Berbagai lembar hitam satu persatu bermunculan ketika kita mencoba mengingat
apa yang sudah terjadi.
Tetapi, tidak semua lembar cerita tentang dunia pendidikan
Indonesia hanya berwarna hitam bak jelaga. Ada juga kisah-kisah membanggakan
yang patut kita jadikan dorongan untuk bisa melesat lebih jauh lagi.
Inilah beberapa catatan kecil tentang dunia pendidikan di
Indonesia selama setahun ini. Ada suka yang mengharukan, ada pula kisah duka
yang memilukan dan menyayat hati. Walaupun hanya berupa catatan, tapi
peristiwa-peristiwa yang telah terjadi tersebut akan membuat kita menjadi
bijak, jika kita benar-benar mampu mengambil hikmah darinya.
Fenomena
tawuran yang tak kunjung berhenti
Seperti tahun-tahun sebelumnya, dunia pendidikan di Indonesia
pada tahun 2012 ini juga dipaksa untuk kembali meneteskan air mata karena ulah
para pelajar dan mahasiswanya yang melakukan perkelahian massal atau tawuran.
Seakan-akan, fenomena tawuran ini sudah menjadi tradisi turun-temurun. Walau
fakta di lapangan jelas menunjukkan banyaknya korban yang cedera maupun tewas,
tampaknya tradisi tawuran belum menunjukkan tanda-tanda akan berhenti.

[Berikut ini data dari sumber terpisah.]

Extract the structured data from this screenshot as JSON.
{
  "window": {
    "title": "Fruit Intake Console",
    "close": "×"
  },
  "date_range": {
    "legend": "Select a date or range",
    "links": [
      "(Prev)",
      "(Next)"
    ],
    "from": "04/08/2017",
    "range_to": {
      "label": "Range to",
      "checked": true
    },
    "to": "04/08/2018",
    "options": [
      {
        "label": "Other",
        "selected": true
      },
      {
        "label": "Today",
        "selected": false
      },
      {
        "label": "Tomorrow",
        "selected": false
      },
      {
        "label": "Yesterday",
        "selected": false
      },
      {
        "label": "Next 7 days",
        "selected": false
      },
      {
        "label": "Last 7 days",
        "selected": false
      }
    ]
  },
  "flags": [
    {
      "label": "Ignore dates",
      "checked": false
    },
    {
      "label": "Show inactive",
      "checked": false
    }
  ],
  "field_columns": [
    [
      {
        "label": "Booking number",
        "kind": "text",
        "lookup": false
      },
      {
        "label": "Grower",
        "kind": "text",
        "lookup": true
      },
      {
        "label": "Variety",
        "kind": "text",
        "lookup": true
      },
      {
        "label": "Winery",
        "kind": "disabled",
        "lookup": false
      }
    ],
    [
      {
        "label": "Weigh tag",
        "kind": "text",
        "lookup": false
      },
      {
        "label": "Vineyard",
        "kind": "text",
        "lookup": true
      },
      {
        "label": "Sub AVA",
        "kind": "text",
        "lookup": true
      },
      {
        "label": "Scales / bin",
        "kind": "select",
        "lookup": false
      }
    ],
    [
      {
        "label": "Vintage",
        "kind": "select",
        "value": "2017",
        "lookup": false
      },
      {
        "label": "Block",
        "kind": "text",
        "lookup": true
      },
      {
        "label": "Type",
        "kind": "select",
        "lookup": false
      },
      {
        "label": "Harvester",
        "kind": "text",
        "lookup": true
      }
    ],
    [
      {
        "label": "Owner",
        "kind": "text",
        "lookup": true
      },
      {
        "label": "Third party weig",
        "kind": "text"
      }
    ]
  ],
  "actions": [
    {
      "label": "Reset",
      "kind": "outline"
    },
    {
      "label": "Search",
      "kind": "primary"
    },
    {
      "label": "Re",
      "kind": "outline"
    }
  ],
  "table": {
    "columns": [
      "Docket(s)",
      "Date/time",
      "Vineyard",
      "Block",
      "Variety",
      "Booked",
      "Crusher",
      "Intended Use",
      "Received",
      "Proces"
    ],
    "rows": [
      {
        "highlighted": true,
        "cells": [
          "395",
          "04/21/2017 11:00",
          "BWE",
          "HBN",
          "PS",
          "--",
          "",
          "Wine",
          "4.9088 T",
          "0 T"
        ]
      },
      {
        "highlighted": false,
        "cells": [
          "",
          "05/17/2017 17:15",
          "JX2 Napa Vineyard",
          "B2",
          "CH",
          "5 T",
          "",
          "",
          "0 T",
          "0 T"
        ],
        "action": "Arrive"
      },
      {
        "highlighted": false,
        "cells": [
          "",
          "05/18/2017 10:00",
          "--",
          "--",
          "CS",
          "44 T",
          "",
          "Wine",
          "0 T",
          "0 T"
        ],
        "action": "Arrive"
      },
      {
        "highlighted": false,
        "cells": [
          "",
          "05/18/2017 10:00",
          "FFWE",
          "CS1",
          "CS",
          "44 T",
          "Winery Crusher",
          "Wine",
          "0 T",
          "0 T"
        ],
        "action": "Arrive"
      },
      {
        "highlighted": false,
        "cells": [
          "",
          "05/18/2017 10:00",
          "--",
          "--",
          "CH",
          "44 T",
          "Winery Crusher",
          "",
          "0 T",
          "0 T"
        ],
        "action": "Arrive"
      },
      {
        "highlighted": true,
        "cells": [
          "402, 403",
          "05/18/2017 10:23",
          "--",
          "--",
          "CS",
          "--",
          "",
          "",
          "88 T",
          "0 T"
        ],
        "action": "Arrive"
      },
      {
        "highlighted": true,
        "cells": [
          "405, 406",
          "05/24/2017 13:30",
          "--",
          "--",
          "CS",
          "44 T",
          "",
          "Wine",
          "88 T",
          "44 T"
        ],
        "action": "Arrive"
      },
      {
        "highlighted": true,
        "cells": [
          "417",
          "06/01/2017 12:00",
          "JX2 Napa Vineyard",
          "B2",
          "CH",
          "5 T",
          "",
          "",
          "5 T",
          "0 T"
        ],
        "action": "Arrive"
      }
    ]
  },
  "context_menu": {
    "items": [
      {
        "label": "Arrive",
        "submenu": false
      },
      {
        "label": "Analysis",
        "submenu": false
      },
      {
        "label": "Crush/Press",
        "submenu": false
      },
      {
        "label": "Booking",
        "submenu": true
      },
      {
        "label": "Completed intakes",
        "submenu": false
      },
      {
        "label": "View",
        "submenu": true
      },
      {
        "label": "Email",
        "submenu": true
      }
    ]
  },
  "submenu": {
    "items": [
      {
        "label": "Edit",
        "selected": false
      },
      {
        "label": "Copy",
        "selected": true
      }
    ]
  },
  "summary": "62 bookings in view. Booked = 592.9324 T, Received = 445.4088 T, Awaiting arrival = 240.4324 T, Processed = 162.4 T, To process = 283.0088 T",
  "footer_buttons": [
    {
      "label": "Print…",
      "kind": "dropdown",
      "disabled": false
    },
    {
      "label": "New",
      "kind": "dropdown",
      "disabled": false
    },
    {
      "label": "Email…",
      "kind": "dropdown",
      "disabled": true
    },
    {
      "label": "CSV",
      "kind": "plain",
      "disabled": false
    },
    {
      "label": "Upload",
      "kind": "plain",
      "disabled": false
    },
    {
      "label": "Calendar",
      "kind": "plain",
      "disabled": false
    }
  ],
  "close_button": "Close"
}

KPAI (Komisi Perlindungan Anak Indonesia) merilis ada sekitar
150 kasus tawuran dengan jumlah korban tewas mencapai 37 orang yang terjadi di
sepanjang tahun 2012 ini. Tentu data ini belum termasuk tawuran yang terjadi di
daerah yang jauh dari pantauan media massa.
Tawuran sendiri adalah merupakan bentuk kekerasan yang dilakukan
secara berkelompok. Akar tawuran sendiri adalah sistem pelestarian kekerasan
yang ada di kalangan para pelajar. Pertanyaannya, bagaimana bisa sistem
pelestarian kekerasan macam ini terus berlangsung?
Menurut Arist Merdeka Sirait
dari KPAI ,salah satu penyebab mendasar dari maraknya kasus tawuran pelajar ini
adalah karena buah dari kegagalan sistem pendidikan di sekolah. Pria dengan
julukan ‘pak brewok yang ramah’ ini mengungkapkan bahwa pelajar terlalu ditekan
dengan berbagai hal yang mengatasnamakan kedisiplin, sehingga mereka
memunculkan sebuah bentuk perlawanan yang salah satu diantaranya adalah
membentuk komunitas-komunitas (baca: geng).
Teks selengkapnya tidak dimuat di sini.